We will not be content to only donate to those in need at a distance, but will be each other’s friends. We will not only talk about minoritized populations in our writing, but will learn from each other over meals. We will care not only about major headlines or dramatic interventions, but our everyday joys and sorrows.
During our admin retreat, Tega and I took the time to connect relationally with one another, but also with the residents of Montgomery. I was truly in the presence of Rev. Tega Swann over the weekend, and she showed genuine pastoral love to every person we met.
We learned about the doctoral work and beloved children of our rideshare driver. We spoke with a woman who had fled her country due to threats to her life, and whose experience as an immigrant in the U.S. had been very difficult so far. We heard about how a man’s faith commitment impacted the way he carried out his job every day.
As an introvert, it usually takes me more time to connect with the people with whom I share a city, building, or even room. My heart was greatly opened by hearing the voices of so many new people.
I am grateful that the stories, legacies, and embodied patterns throughout history which dominant culture has tried to hide, EJI is showing us how to unbury.
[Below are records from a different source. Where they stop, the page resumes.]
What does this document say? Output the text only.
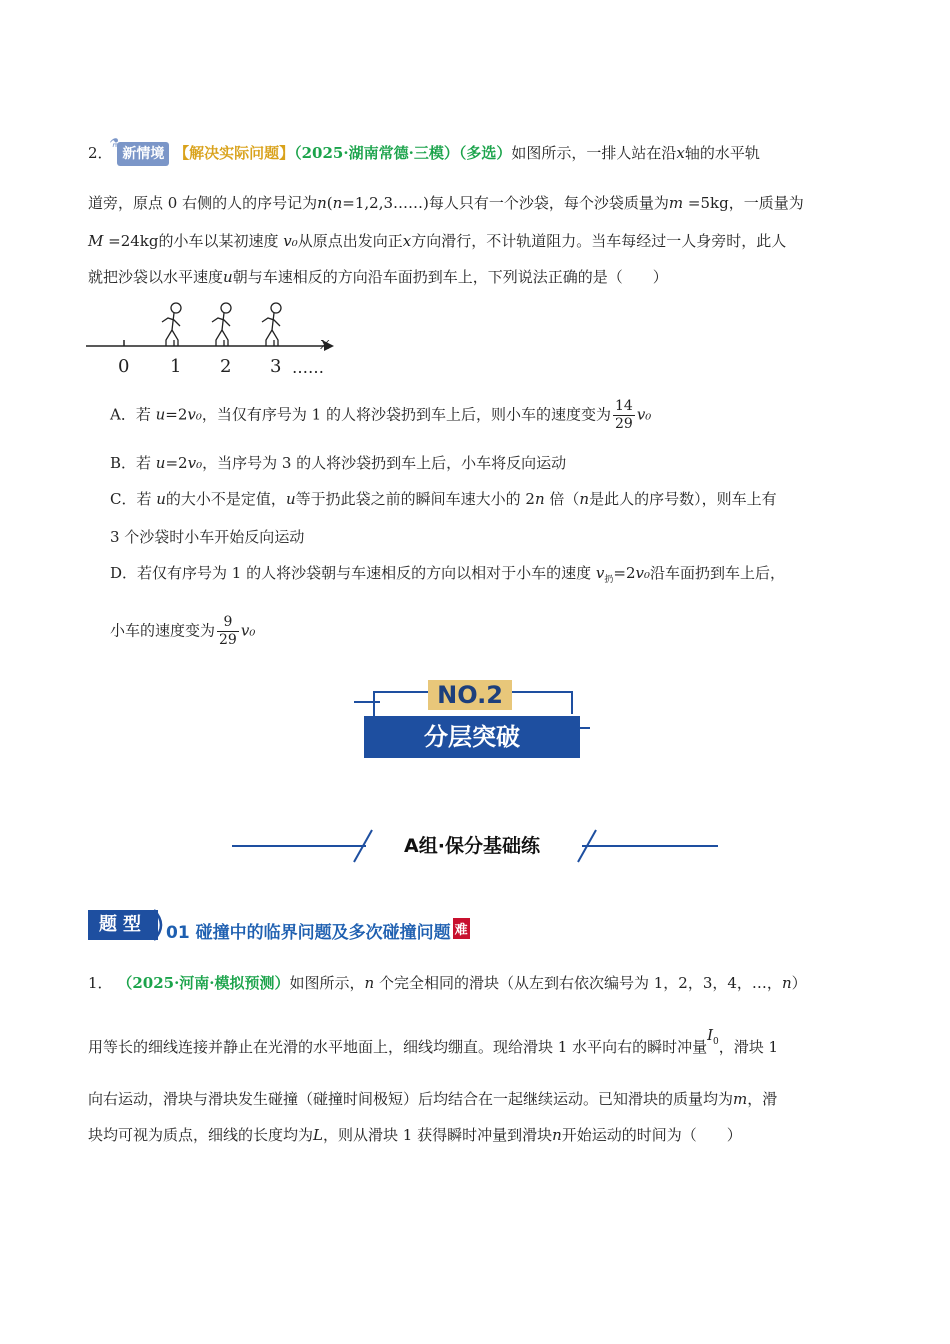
2．
⚗
新情境 【解决实际问题】（2025·湖南常德·三模）（多选）如图所示，一排人站在沿x轴的水平轨
道旁，原点 0 右侧的人的序号记为n(n=1,2,3……)每人只有一个沙袋，每个沙袋质量为m =5kg，一质量为
M =24kg的小车以某初速度 v₀从原点出发向正x方向滑行，不计轨道阻力。当车每经过一人身旁时，此人
就把沙袋以水平速度u朝与车速相反的方向沿车面扔到车上，下列说法正确的是（　　）
x
0 1 2 3 ……
A．若 u=2v₀，当仅有序号为 1 的人将沙袋扔到车上后，则小车的速度变为 $\frac{14}{29} v_0$
B．若 u=2v₀，当序号为 3 的人将沙袋扔到车上后，小车将反向运动
C．若 u的大小不是定值，u等于扔此袋之前的瞬间车速大小的 2n 倍（n是此人的序号数），则车上有
3 个沙袋时小车开始反向运动
D．若仅有序号为 1 的人将沙袋朝与车速相反的方向以相对于小车的速度 $v_扔=2v_0$沿车面扔到车上后，
小车的速度变为 $\frac{9}{29} v_0$
NO.2
分层突破
A组·保分基础练
题型	01 碰撞中的临界问题及多次碰撞问题 难
1． （2025·河南·模拟预测）如图所示，n 个完全相同的滑块（从左到右依次编号为 1，2，3，4，…，n）
用等长的细线连接并静止在光滑的水平地面上，细线均绷直。现给滑块 1 水平向右的瞬时冲量$I_0$，滑块 1
向右运动，滑块与滑块发生碰撞（碰撞时间极短）后均结合在一起继续运动。已知滑块的质量均为m，滑
块均可视为质点，细线的长度均为L，则从滑块 1 获得瞬时冲量到滑块n开始运动的时间为（　　）
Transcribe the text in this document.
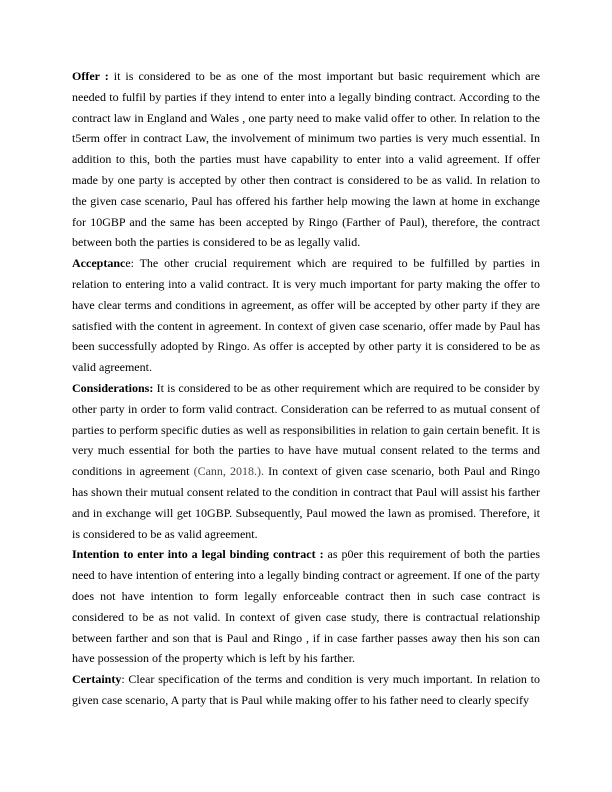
Offer : it is considered to be as one of the most important but basic requirement which are needed to fulfil by parties if they intend to enter into a legally binding contract. According to the contract law in England and Wales , one party need to make valid offer to other. In relation to the t5erm offer in contract Law, the involvement of minimum two parties is very much essential. In addition to this, both the parties must have capability to enter into a valid agreement. If offer made by one party is accepted by other then contract is considered to be as valid. In relation to the given case scenario, Paul has offered his farther help mowing the lawn at home in exchange for 10GBP and the same has been accepted by Ringo (Farther of Paul), therefore, the contract between both the parties is considered to be as legally valid.

Acceptance: The other crucial requirement which are required to be fulfilled by parties in relation to entering into a valid contract. It is very much important for party making the offer to have clear terms and conditions in agreement, as offer will be accepted by other party if they are satisfied with the content in agreement. In context of given case scenario, offer made by Paul has been successfully adopted by Ringo. As offer is accepted by other party it is considered to be as valid agreement.

Considerations: It is considered to be as other requirement which are required to be consider by other party in order to form valid contract. Consideration can be referred to as mutual consent of parties to perform specific duties as well as responsibilities in relation to gain certain benefit. It is very much essential for both the parties to have have mutual consent related to the terms and conditions in agreement (Cann, 2018.). In context of given case scenario, both Paul and Ringo has shown their mutual consent related to the condition in contract that Paul will assist his farther and in exchange will get 10GBP. Subsequently, Paul mowed the lawn as promised. Therefore, it is considered to be as valid agreement.

Intention to enter into a legal binding contract : as p0er this requirement of both the parties need to have intention of entering into a legally binding contract or agreement. If one of the party does not have intention to form legally enforceable contract then in such case contract is considered to be as not valid. In context of given case study, there is contractual relationship between farther and son that is Paul and Ringo , if in case farther passes away then his son can have possession of the property which is left by his farther.

Certainty: Clear specification of the terms and condition is very much important. In relation to given case scenario, A party that is Paul while making offer to his father need to clearly specify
“True peace is not merely the absence of tension; it is the presence of justice.” – Martin Luther King Jr., from the National Memorial for Peace and Justice
-Haley Gabrielle
Haley Gabrielle is a Ph.D. student in Religion, with a focus on the New Testament at Emory University. She earned her Master of Arts in Religion, concentrating in Women’s, Gender, and Sexuality Studies, at Yale Divinity School in 2018. Haley is a non-denominational charismatic Christian who currently attends a United Methodist church.